Introduction: Two people’s tribunals on severe hunger and utter neglect in India

Editorial board, article 2

In September 2005 the Asian Human Rights Commission (AHRC) participated in two people’s tribunals on hunger and state neglect in India organized by partner organizations there. In West Bengal, Manabadhikar Suraksha Mancha (Masum) convened a tribunal in Jalangi, Murshidabad, on the extraordinary suffering and deprivation caused by the erosion of the Padma River, which is eating away vast tracts of fertile land. Although the local government has been aware of the situation, till now little has been done to help those affected. In Varanasi, Uttar Pradesh the People’s Vigilance Committee for Human Rights (PVCHR) organized a tribunal on hunger and starvation in economically depressed villages, where increasing numbers of residents are committing suicide as a last resort.

During March 2005 news emerged of shocking starvation deaths in Murshidabad, including of a five-year-old-boy who died after eating dirt in an attempt to survive after his family ran out of food. A local doctor commenting on the deaths conceded that the entire population in the area was facing malnutrition. Despite this, most of the hungry had not been listed under programmes to obtain government assistance. A protest by hundreds of villagers outside the Unicef headquarters in Kolkata during March and a public meeting in Jalangi during July failed to bring any immediate relief. During the visit of the chief minister to the area on July 16, a local man attempted to commit suicide by drinking poison. Although government officers were insisting that they had allocated large amounts of money to address the situation, villagers were adamant that they had received virtually nothing. On July 20, a local official fled his office when around 800 people gathered to protest government inaction over their plight, after which they were attacked by a government-backed gang. In early September, the authorities finally announced that over 500 families in the region were to be put on lists to receive government support; however, this news was accompanied by yet another starvation death. Against this backdrop, Masum organized the September hearings with the hope of giving a voice to the hungry that would compel government action.

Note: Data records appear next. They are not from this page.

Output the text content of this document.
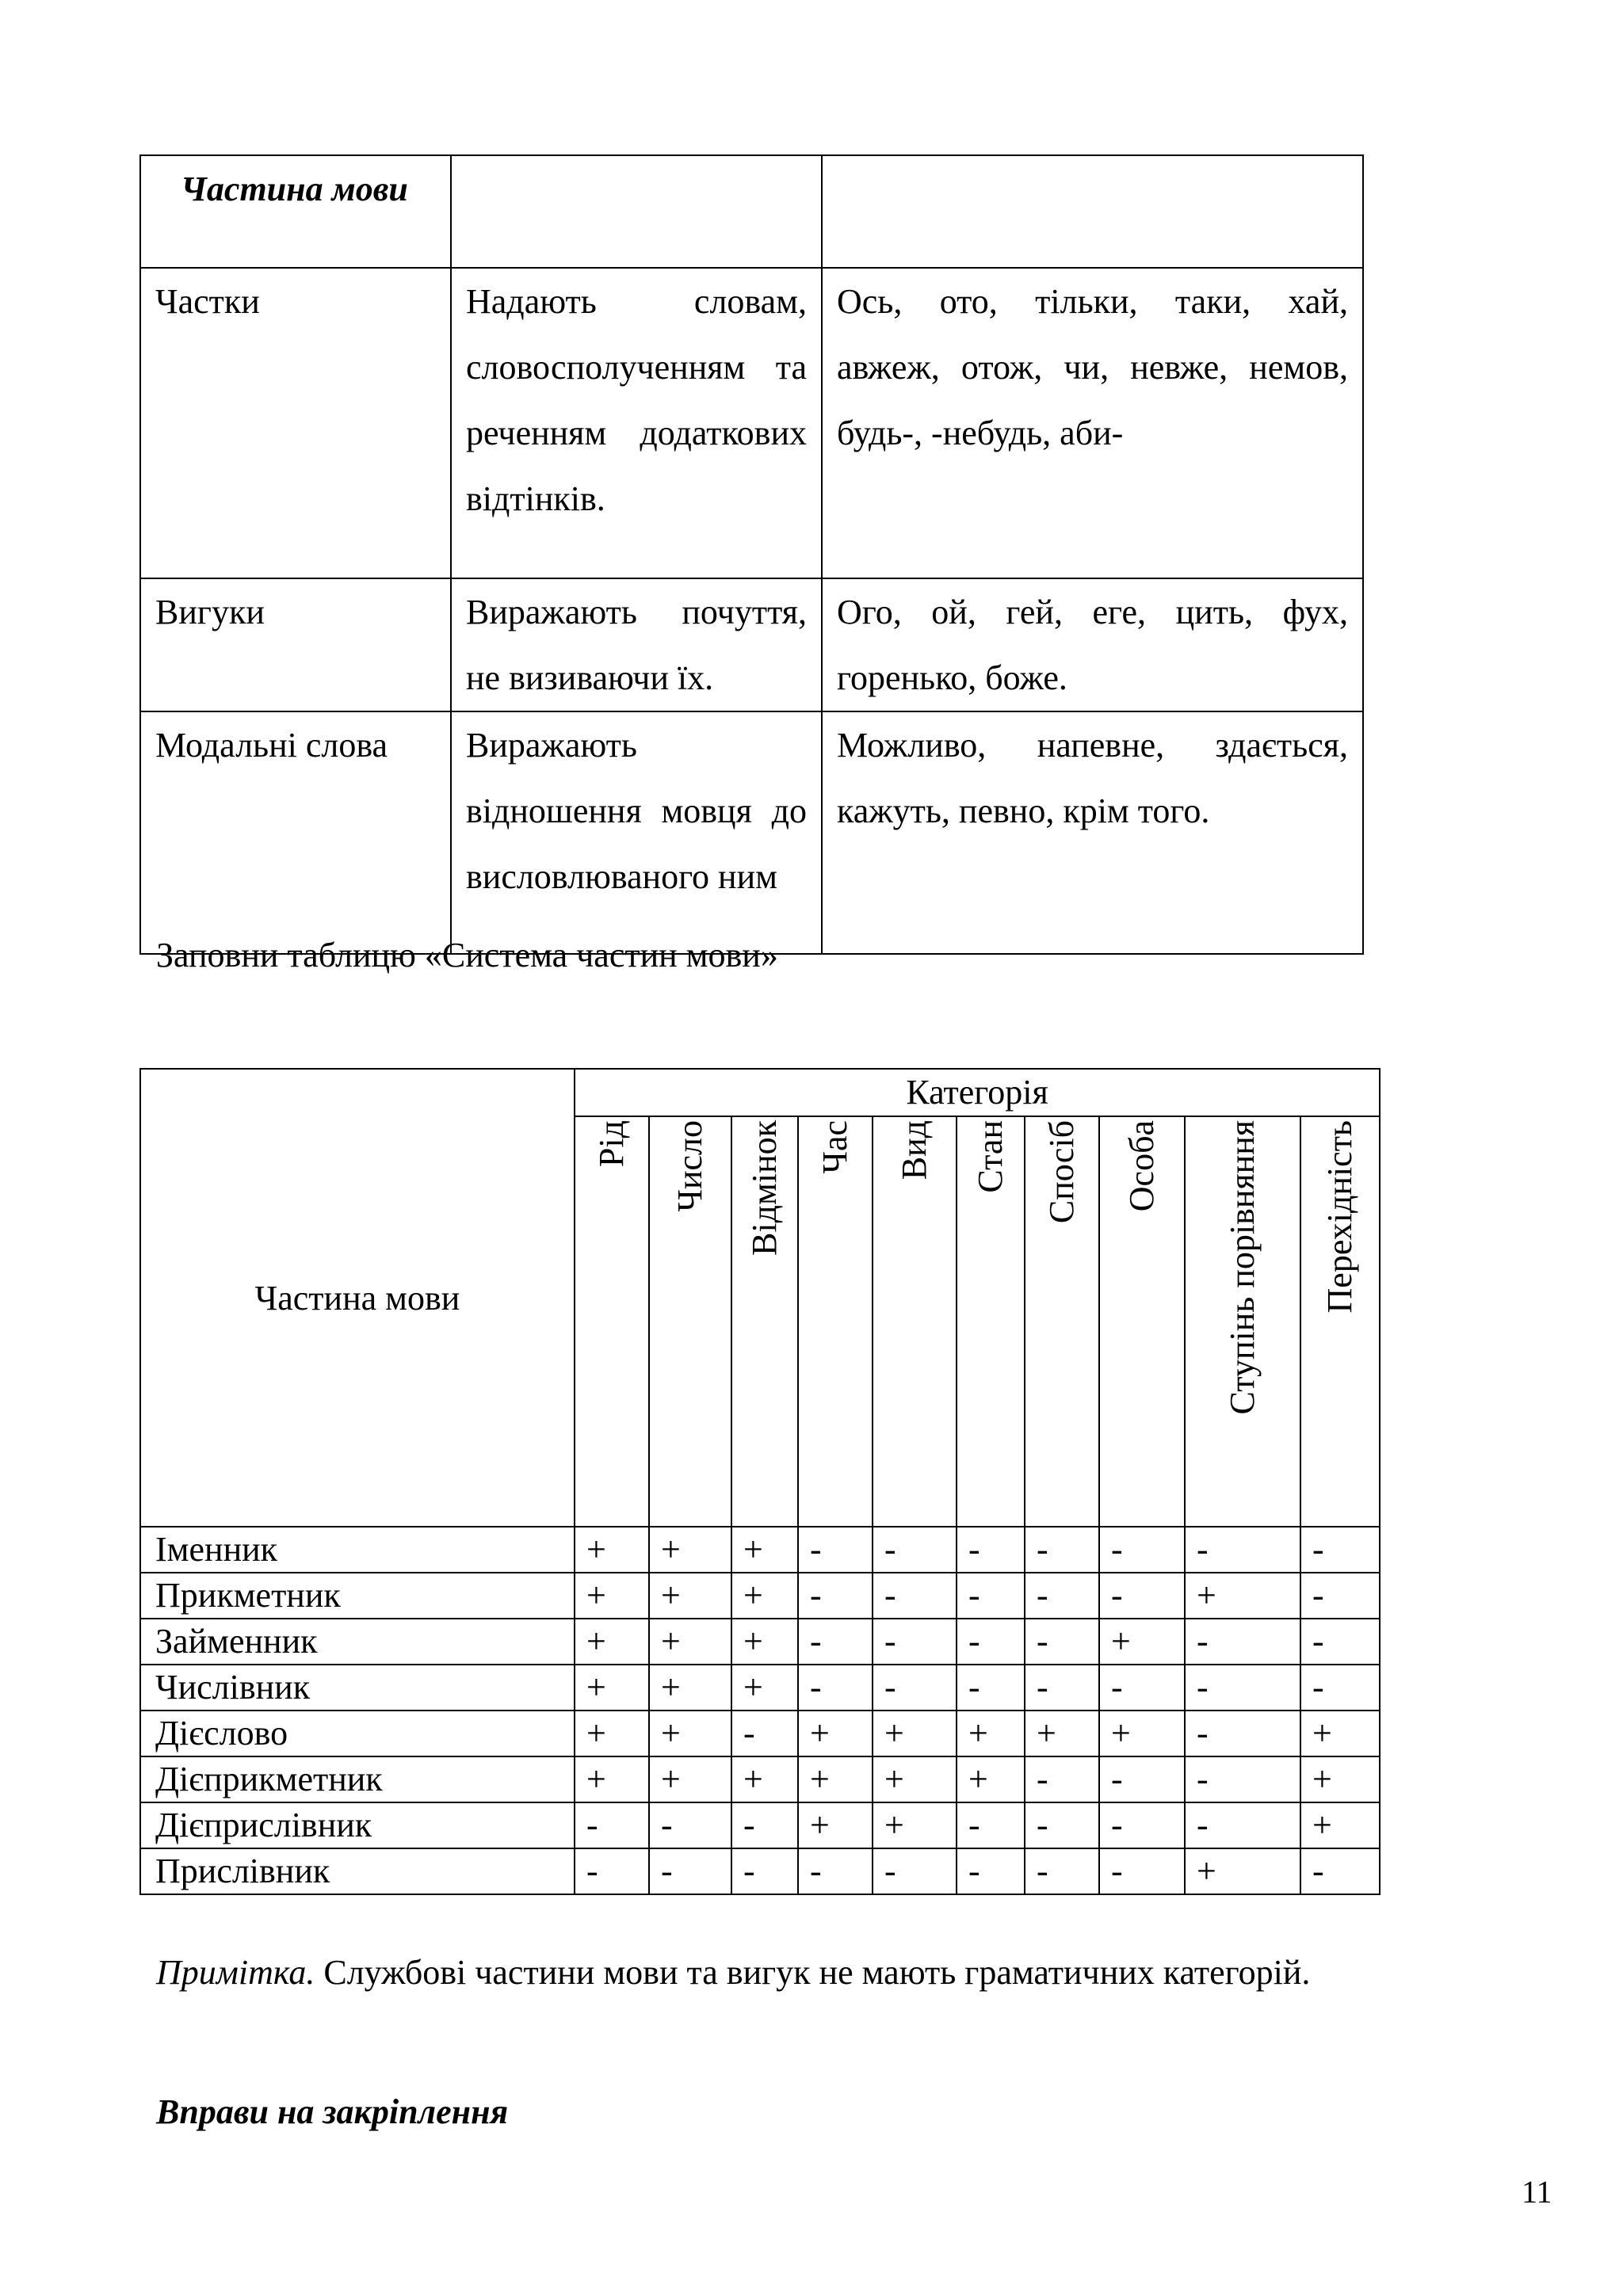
Частина мови		

Частки	Надають словам, словосполученням та реченням додаткових відтінків.	Ось, ото, тільки, таки, хай,
авжеж, отож, чи, невже, немов,
будь-, -небудь, аби-

Вигуки	Виражають почуття, не визиваючи їх.	Ого, ой, гей, еге, цить, фух,
горенько, боже.

Модальні слова	Виражають відношення мовця до висловлюваного ним	Можливо, напевне, здається,
кажуть, певно, крім того.
Заповни таблицю «Система частин мови»
Частина мови	Категорія									

	Рід	Число	Відмінок	Час	Вид	Стан	Спосіб	Особа	Ступінь порівняння	Перехідність

Іменник	+	+	+	-	-	-	-	-	-	-
Прикметник	+	+	+	-	-	-	-	-	+	-
Займенник	+	+	+	-	-	-	-	+	-	-
Числівник	+	+	+	-	-	-	-	-	-	-
Дієслово	+	+	-	+	+	+	+	+	-	+
Дієприкметник	+	+	+	+	+	+	-	-	-	+
Дієприслівник	-	-	-	+	+	-	-	-	-	+
Прислівник	-	-	-	-	-	-	-	-	+	-
Примітка. Службові частини мови та вигук не мають граматичних категорій.
Вправи на закріплення
11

Similar conditions in Uttar Pradesh prompted the PVCHR to call for a tribunal there. Throughout 2005, the AHRC’s Hunger Alert programme had carried stories of starvation in Uttar Pradesh. Among them, in June it reported on the shocking deaths of three members of one family in Varanasi due to starvation: again as a result of the failure by government agencies to give assistance as required by law. In August, the surviving father of the family met the UN Special Rapporteur on the right to food and told him that some 400 families in his village of Sankarpur are facing the same dreaded situation. His warning was realized in September when another person from the same village died of hunger, despite it already being reported in a regional newspaper that he had been sick for three months and was on the verge of death. As people in Uttar Pradesh are starving despite state government claims that it is spending large sums of money on welfare schemes, the PVCHR convened a people’s tribunal to coincide with the programme in West Bengal.

The AHRC was committed to participating in the two tribunals in view of the consistent reports it had received of severe hunger in these parts of India, which it has distributed through the Hunger Alert programme, part of the work of the Permanent People’s Tribunal on the Right to Food and the Rule of Law in Asia. This programme is establishing the links between hunger and broken down rule of law in various parts of Asia through documentation of direct testimonies by credible panelists, which is then shared widely.

Hunger in Asia is not primarily caused by a simple lack of food or natural disasters, but rather is most commonly the result of systemic neglect. The people’s tribunal hearings in West Bengal and Uttar Pradesh reinforced this point, as in articulating their claims to the right to food the deponents emphasized state failures in respecting and protecting this most fundamental of all human rights.